At the Second Review Conference of the Ottawa Convention, the Red Cross (ICRC) and Handicap International joined the REI Foundation to help Colombian landmine victims who do not receive state assistance.
At the conference, which began on Sunday in Cartagena de Indias, the ICRC and Handicap International united with the REI Foundation to provide assistance to over 8,000 landmine victims across Colombia who are struggling to survive without help from the State.
Though Colombia joined the Ottawa Convention in 1999 (which bans the use, production and stock-piling of land mines) thousands of Colombian farmers still suffer mutilation by land mines, which continue to be laid by the various forces in the country’s armed conflict.
Novis Jimenez, coordinator of the orthopaedic lab for the REI Foundation, revealed that the majority of victims coming to the medical centre were farmers and fishermen from the country’s northern departments.

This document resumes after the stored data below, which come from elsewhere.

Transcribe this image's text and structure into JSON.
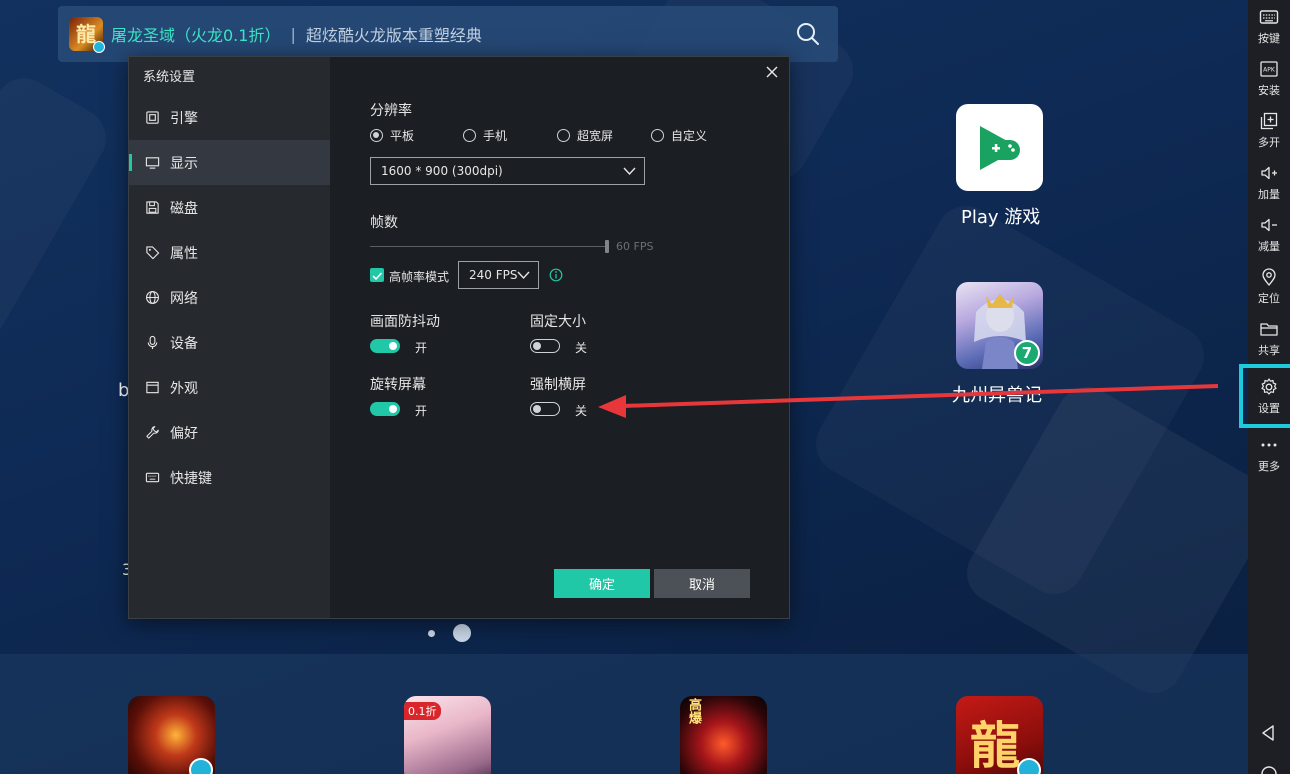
{
  "search": {
    "game_icon_text": "龍",
    "title": "屠龙圣域（火龙0.1折）",
    "separator": "|",
    "subtitle": "超炫酷火龙版本重塑经典"
  },
  "desktop_apps": [
    {
      "label": "Play 游戏"
    },
    {
      "label": "九州异兽记",
      "badge": "7"
    }
  ],
  "desktop_partial_text": {
    "left_b": "b",
    "left_3": "3"
  },
  "dock_icons": [
    {
      "name": "legend-game",
      "text": ""
    },
    {
      "name": "fairy-game",
      "text": "0.1折"
    },
    {
      "name": "warrior-game",
      "text": "高爆"
    },
    {
      "name": "dragon-game",
      "text": "龍"
    }
  ],
  "toolbar": {
    "items": [
      {
        "label": "按键"
      },
      {
        "label": "安装"
      },
      {
        "label": "多开"
      },
      {
        "label": "加量"
      },
      {
        "label": "减量"
      },
      {
        "label": "定位"
      },
      {
        "label": "共享"
      },
      {
        "label": "设置"
      },
      {
        "label": "更多"
      }
    ],
    "apk_text": "APK"
  },
  "dialog": {
    "title": "系统设置",
    "nav": [
      {
        "label": "引擎"
      },
      {
        "label": "显示"
      },
      {
        "label": "磁盘"
      },
      {
        "label": "属性"
      },
      {
        "label": "网络"
      },
      {
        "label": "设备"
      },
      {
        "label": "外观"
      },
      {
        "label": "偏好"
      },
      {
        "label": "快捷键"
      }
    ],
    "active_nav": "显示",
    "resolution": {
      "label": "分辨率",
      "options": [
        "平板",
        "手机",
        "超宽屏",
        "自定义"
      ],
      "selected": "平板",
      "value": "1600 * 900 (300dpi)"
    },
    "fps": {
      "label": "帧数",
      "slider_value": "60 FPS",
      "slider_level_percent": 100,
      "high_fps_label": "高帧率模式",
      "high_fps_checked": true,
      "high_fps_value": "240 FPS"
    },
    "toggles": {
      "anti_shake": {
        "label": "画面防抖动",
        "state": "开",
        "on": true
      },
      "fixed_size": {
        "label": "固定大小",
        "state": "关",
        "on": false
      },
      "rotate_screen": {
        "label": "旋转屏幕",
        "state": "开",
        "on": true
      },
      "force_landscape": {
        "label": "强制横屏",
        "state": "关",
        "on": false
      }
    },
    "buttons": {
      "ok": "确定",
      "cancel": "取消"
    }
  },
  "colors": {
    "accent": "#21c8a7",
    "highlight_box": "#1ecadb",
    "annotation_arrow": "#e8373a"
  }
}
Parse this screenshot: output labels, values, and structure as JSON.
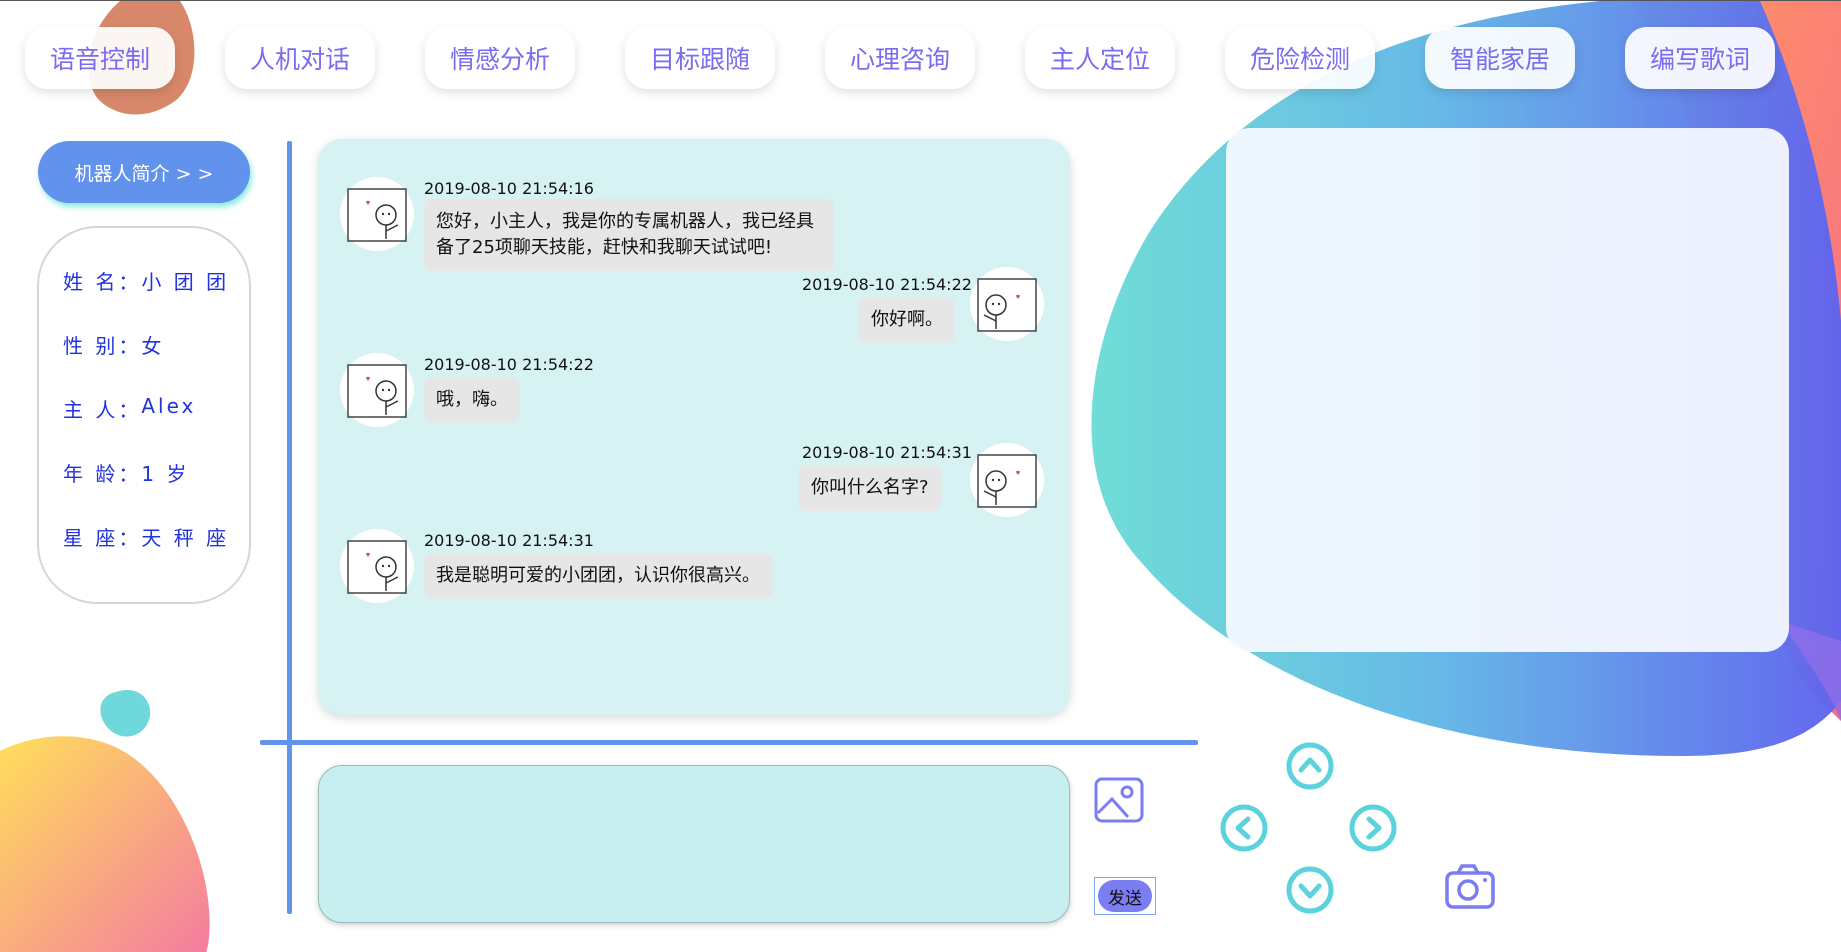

“We offer them rehabilitation, transport from their homes to Cartagena and provide accommodation and food,” explained Jimenez.
Carlos Cecilio Cardenas, a patient of Jimenez, originally came from the northern city of Santa Marta. In 2001 Cardenas lost a leg, arm, eye and ear when he stepped on a mine while bathing in a river.
“My life changed dramatically, I tried to commit suicide four times. It is civilians who are paying for Colombia’s war,” stated Cardenas, who is currently preparing to receive prostheses.
Prosthetics and the accompanying treatment cost around US$8,000 – not including the cost of replacing the limb every four years, or more if it breaks, reported news site CMI.
Cardenas, however, like over 8,000 other land mine victims, does not receive a disability pension – he only received compensation of approx US$6,000 from the state which was rapidly spent on blood transfusions, medication and his first prosthetic limb.
Many others who lost their ability to work when they lost their limbs, are less fortunate than Cardenas. Jimenez asserted that for many victims it has been several years since they have been able to work and yet have never received state compensation, let alone a pension.
“There are victims who are prostrate in chairs, others lose arms and legs. We are all victims, what we want is… to be treated equally. We need to be offered a pension,” said another victim, 25-year-old Luis Alberto Fuentes.
Amongst other initiatives the REI Foundation has begun producing its own prosthetics, and training land mine victims in how to make them. This project has now become a crucial aspect in the rehabilitation process for those wounded by landmines.
Representatives of more than 150 countries are gathered at the Ottawa Convention summit to discuss progress towards a mine-free world. The summit will last until December 4.